Question

A straight conductor is suspended horizontally with its axis perpendicular to the magnetic field of a strong horseshoe magnet. The conductor gets displaced towards the right when a steady current is passed through it. What will happen to the displacement of the conductor if:

1. Polarity of the horseshoe magnet is reversed?
2. Direction of current in the conductor is reversed?
3. Current through the conductor is increased?

Answer 1

Step 1: Scenario Description
A horizontal conductor, with its axis perpendicular to a strong horseshoe magnet's magnetic field, experiences a force when a steady current flows through it. This force causes the conductor to displace to the right.

Step 2: Effect of Reversed Magnet Polarity
Reversing the horseshoe magnet's polarity reverses the magnetic field direction. Consequently, Fleming's Left-Hand Rule dictates a reversal in the force's direction, leading to the conductor displacing to the left instead of the right.

Step 3: Effect of Reversed Current Direction
Reversing the current direction in the conductor also reverses the force acting upon it.

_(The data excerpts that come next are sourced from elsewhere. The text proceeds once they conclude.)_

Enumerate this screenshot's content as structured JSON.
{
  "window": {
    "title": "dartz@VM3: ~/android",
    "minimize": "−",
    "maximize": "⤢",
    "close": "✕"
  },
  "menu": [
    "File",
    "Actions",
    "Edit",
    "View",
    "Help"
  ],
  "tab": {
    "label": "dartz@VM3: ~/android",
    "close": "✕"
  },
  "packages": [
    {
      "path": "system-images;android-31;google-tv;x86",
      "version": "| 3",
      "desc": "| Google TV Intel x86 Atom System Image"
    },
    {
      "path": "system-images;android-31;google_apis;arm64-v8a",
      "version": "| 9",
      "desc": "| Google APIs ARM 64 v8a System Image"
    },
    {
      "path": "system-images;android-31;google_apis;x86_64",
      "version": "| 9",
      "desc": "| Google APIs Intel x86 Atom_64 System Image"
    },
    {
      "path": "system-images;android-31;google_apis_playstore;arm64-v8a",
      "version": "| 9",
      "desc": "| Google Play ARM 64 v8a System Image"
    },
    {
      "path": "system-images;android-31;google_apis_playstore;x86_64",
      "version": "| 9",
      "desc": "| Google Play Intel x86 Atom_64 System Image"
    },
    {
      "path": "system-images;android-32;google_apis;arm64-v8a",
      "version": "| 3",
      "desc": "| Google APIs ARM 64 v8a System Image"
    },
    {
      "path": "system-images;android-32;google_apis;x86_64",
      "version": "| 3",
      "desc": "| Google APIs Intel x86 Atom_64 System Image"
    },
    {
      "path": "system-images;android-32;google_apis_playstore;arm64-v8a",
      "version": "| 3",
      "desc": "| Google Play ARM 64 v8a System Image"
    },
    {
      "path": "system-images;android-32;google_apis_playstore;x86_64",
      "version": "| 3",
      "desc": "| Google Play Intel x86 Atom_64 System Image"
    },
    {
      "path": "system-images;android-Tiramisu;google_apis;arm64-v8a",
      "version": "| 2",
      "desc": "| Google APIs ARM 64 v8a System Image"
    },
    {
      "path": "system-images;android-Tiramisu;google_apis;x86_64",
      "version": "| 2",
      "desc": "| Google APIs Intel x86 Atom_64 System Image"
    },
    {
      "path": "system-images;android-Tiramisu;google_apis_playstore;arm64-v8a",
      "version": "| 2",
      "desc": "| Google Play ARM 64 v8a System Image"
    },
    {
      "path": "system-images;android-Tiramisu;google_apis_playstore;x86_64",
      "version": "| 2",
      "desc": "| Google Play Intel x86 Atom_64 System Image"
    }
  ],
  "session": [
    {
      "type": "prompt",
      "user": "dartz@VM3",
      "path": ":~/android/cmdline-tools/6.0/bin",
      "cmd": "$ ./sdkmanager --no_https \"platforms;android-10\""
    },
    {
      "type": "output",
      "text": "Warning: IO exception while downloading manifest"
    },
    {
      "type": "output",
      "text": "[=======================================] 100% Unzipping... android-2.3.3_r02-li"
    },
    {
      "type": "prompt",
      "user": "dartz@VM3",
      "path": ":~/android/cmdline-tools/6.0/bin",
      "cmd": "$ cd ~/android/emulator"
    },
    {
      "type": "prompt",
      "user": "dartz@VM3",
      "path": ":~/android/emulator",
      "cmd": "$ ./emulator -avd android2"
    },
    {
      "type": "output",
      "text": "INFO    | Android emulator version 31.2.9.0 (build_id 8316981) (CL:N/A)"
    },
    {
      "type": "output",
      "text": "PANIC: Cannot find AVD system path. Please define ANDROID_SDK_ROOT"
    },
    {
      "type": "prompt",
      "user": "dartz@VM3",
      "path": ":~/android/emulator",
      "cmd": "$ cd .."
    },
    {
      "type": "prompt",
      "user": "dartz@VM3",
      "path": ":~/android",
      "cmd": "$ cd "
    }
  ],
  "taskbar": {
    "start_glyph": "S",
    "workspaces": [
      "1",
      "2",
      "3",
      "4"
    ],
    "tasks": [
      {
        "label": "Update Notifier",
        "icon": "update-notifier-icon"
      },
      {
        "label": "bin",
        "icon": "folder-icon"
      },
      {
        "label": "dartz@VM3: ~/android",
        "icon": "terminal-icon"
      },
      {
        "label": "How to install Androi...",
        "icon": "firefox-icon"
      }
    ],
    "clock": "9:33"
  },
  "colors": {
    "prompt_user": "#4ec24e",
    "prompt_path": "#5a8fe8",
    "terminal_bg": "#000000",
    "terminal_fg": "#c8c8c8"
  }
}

This results in the conductor displacing to the left, contrary to its initial rightward movement.

Step 4: Effect of Increased Current Magnitude
Increasing the current flowing through the conductor amplifies the force acting on it, as force is directly proportional to current. The formula \( F = B I L \) illustrates this relationship, where \( F \) is force, \( B \) is magnetic field strength, \( I \) is current, and \( L \) is the conductor's length within the field. The conductor will move further to the right due to the augmented force.

Summary of Findings:
1. Reversing the magnet's polarity causes a leftward displacement of the conductor.
2. Reversing the current's direction also results in a leftward displacement.
3. Increasing the current magnitude leads to a greater displacement towards the right.